London was such a perfect location for us that the scouts had come back from their mission with a common message – the choice was obvious. It was a massive international city, close enough to a coast with plenty of legitimate shipments coming in through which to divert attention away from us, and, importantly, an entry point to the rest of Europe.
But it was also highly contested territory with almost every gang, mafia, cartel and criminal enterprise fighting for the same fucking land, the same money, the same power, regardless of global legitimacy or not.
The da Silva cartel had the weight of being the largest criminal network in the Americas behind it. Once we’d run out the competition in the North and South, we’d looked to the East for expansion.
We announced our presence in London subtly, by blowing up over five hundred kilos of imported blow from various sources. Italian, Armenian, Russian, English, it didn’t matter.
Thiago da Silva was here and they needed to know it.
Since then, we’ve had to fight for every square inch of the new territory we’ve acquired in Europe. It’s been a hard-fought year of blood and mud and sweat and death.
And I’ve loved every fucking minute of it.
The adrenaline, the rush of a plan going tits up.
The surge of excitement when eliminating an enemy, whether a single man or an entire fucking army.
Of their screams as they beg for mercy and I give them none, of laughing in their faces as I rip their throats out and bathe my hands in their blood, of them dying by my hand.
They’ve all come to fear me now, the one they call “El Diablo”, and they should.
The European arm of the da Silva cartel is mine and mine alone. My father remains in Colombia overseeing that part of the business while I continue to grow my empire here.
I’m a king who doesn’t sit on a throne. The minute I get comfortable in this leadership position is the minute I’ll get my throat slit.

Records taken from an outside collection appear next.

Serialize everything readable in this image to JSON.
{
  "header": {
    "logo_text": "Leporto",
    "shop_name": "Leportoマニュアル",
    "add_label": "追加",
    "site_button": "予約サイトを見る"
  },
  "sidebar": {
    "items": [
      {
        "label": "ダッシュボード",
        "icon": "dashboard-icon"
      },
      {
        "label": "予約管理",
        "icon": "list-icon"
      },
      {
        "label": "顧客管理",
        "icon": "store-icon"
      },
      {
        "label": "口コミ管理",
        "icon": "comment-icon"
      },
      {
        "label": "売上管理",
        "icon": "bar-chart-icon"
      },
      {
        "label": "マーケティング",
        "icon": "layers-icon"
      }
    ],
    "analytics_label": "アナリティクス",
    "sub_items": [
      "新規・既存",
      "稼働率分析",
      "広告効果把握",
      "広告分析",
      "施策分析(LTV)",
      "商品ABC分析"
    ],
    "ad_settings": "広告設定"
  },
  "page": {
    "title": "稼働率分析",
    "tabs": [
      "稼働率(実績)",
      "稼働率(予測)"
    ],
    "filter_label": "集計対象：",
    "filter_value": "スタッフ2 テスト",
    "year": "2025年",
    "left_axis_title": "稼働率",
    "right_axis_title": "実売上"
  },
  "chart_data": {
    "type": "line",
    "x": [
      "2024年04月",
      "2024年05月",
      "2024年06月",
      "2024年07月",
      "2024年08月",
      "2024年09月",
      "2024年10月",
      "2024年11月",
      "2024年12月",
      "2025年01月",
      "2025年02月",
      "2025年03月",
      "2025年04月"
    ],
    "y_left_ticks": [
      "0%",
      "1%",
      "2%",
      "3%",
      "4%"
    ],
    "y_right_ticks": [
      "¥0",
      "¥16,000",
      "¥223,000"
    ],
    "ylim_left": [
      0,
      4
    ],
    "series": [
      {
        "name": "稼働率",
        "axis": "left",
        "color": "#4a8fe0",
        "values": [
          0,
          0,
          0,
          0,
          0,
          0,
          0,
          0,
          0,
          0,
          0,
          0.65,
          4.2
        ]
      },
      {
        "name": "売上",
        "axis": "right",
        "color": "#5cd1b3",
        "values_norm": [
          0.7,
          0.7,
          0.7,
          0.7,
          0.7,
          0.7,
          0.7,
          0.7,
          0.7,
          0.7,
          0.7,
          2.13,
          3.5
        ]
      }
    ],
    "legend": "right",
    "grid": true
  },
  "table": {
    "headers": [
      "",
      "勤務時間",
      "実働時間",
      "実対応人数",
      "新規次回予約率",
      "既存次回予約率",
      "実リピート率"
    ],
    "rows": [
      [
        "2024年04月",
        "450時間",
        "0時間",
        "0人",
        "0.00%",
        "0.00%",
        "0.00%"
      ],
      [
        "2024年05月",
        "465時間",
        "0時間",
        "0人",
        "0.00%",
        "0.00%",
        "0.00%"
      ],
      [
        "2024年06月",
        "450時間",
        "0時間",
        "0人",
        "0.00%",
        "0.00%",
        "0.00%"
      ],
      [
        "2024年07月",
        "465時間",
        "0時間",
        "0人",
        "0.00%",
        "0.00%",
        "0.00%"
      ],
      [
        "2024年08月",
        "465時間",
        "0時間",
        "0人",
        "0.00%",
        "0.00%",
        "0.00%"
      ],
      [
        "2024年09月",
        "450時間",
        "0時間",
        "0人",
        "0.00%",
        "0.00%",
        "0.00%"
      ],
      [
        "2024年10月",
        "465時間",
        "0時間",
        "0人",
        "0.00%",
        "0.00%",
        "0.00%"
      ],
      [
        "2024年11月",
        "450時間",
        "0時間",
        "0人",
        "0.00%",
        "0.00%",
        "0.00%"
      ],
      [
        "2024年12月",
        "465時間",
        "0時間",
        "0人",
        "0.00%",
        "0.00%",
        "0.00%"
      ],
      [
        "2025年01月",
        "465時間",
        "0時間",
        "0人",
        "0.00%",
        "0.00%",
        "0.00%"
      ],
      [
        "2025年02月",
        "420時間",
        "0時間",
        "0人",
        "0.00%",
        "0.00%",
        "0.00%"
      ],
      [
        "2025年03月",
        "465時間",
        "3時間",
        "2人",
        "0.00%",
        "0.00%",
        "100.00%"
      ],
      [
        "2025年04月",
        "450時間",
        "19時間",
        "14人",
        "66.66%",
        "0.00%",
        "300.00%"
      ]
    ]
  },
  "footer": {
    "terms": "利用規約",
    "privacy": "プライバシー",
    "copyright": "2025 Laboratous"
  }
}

Comfort is the enemy of ambition and the manic feeling violence gives me fuels me to newer heights. I won’t stop until Europe is completely ours.
Completelymine.
The reputation we’ve cultivated since being here of being completely ruthless and merciless is one I fully embrace, born both out of necessity when establishing ourselves against more legacy players and out of a purely visceral need for vengeance.
Because the real reason I’m in London, beyond the opportunity, the money, and the power, the reason I campaigned for this to be the base of our expansion and not another city, is very simple.

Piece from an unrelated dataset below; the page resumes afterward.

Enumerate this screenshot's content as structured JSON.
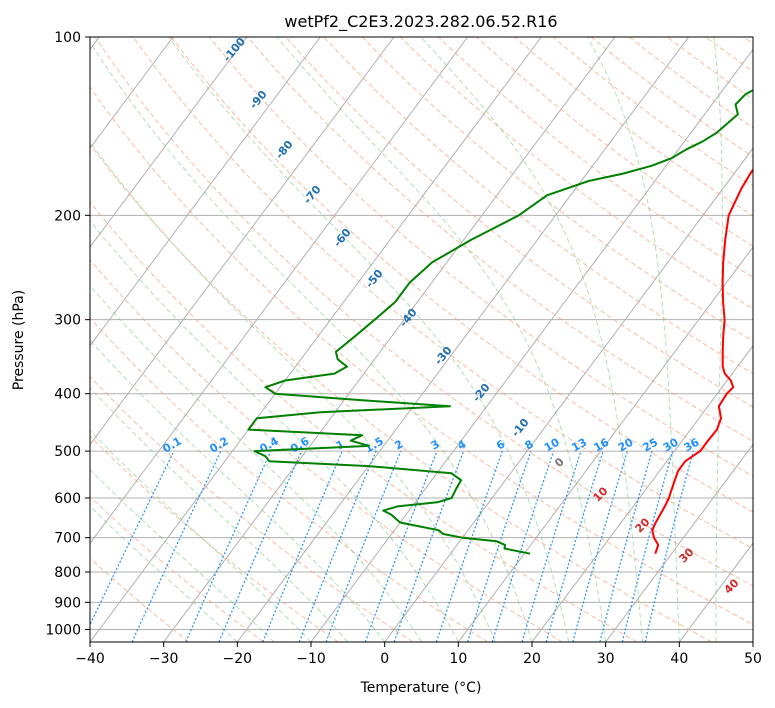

I’m going to find Adriana’s body, and I don’t care if I have to burn the entire fucking country down to do it.
???
Chapter Two
Thiago
The Rolls pulls up in front of a massive high rise in The City. Irritation rolls down my spine. These high-bred, silver-spooned English society motherfuckers have all the money in the world when it comes to gaudy displays of wealth, but none when it comes to reimbursing their debts.